Pode parecer estranho o que afirmo aqui, mas o mundo tem algum sentido quando a pessoa não se preocupa com nada que esteja além do visível. Ao menos para quem vive neste estado, as satisfações inferiores que buscam e os objetivos imediatos que perseguem podem ser perfeitamente satisfeitos. De alguma maneira, o fim da carne se cumpre e a sensação de realização, ainda que temporária, se manifesta.
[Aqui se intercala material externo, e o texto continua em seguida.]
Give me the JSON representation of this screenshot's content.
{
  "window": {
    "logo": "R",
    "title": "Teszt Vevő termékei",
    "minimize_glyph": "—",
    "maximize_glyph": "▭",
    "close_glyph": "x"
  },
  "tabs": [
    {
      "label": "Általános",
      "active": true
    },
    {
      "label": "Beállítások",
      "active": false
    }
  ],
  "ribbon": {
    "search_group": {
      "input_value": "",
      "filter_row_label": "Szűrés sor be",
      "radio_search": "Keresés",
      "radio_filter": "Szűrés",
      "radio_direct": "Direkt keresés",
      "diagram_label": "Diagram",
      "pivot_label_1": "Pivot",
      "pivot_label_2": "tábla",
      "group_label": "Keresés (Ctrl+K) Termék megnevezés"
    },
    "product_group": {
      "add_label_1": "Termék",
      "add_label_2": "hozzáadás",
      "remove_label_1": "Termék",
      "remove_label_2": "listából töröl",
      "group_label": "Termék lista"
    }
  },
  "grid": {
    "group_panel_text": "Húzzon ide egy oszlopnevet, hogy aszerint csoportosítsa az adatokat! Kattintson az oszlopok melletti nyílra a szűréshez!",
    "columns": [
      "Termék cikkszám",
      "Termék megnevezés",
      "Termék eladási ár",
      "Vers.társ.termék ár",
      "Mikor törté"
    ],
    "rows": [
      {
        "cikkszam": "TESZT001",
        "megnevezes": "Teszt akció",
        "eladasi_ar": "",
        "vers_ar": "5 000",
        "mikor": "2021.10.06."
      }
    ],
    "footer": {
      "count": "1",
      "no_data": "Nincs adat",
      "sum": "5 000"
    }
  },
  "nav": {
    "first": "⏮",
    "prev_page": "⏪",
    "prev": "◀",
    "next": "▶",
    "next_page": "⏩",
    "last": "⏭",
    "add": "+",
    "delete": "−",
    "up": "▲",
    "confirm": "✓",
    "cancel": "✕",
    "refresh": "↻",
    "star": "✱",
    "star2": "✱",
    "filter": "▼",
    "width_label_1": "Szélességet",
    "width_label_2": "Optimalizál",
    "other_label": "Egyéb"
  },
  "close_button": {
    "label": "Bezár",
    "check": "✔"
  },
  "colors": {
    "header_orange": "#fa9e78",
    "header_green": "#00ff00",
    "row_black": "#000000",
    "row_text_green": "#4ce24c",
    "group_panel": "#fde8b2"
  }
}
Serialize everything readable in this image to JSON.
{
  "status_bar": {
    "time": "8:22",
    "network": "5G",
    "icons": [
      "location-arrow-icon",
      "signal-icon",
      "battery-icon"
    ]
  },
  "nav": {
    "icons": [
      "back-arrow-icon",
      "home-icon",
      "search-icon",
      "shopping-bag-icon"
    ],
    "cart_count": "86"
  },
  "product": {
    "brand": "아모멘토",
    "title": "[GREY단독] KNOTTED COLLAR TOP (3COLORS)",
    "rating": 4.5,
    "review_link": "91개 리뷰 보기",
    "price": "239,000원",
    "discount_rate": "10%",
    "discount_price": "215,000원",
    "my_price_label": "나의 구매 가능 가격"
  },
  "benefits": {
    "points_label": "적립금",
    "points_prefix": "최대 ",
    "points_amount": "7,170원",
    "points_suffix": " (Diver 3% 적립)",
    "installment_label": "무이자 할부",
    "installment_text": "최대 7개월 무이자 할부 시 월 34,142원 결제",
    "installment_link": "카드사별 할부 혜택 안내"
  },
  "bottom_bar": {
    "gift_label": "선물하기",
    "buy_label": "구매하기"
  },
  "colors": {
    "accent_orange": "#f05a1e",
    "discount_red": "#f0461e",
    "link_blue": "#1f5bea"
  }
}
Quando, porém, conhecem uma verdade superior, a visão se abre para algo que sequer imaginavam. Viviam com os olhos para o chão e, agora, sua cerviz curva-se, elevando suas vistas para o céu. Neste novo estado, o que é de baixo deixa de satisfazer. Quando o espírito se abre para a transcendência, nenhuma promessa de alegria mundana tem mais força para seduzir. Quando a alma clama, apenas as coisas do espírito podem responder.

Diante disso, a pior maneira de viver, após ter os olhos abertos, é fingindo que Deus não existe. Quem, após experimentar a eternidade, nega-a, não apenas deixa de gozar das delícias do porvir, mas se torna incapaz de apreciar as pequenezas do presente. Ao mesmo tempo que conhecendo a verdade, ignora-a, e, por isso, não a vivencia, sua alma, que não é mais ingênua, pois experimentou a verdade, não mais se sacia com qualquer carnalidade. Quem assim vive, portanto, não possui nem o prazer da carne, nem a alegria do espírito. Tem apenas a culpa do pecado e o remorso da incapacidade espiritual.

Por isso, o pior estado em que o homem pode se encontrar é no meio do caminho entre a vida carnal e a espiritual. Não estando lá nem cá, nem se satisfaz com o mundo, nem encontra a completude do espírito. E essa indefinição humana é tão abjeta que causa náuseas ao próprio Deus (Ap 3.16).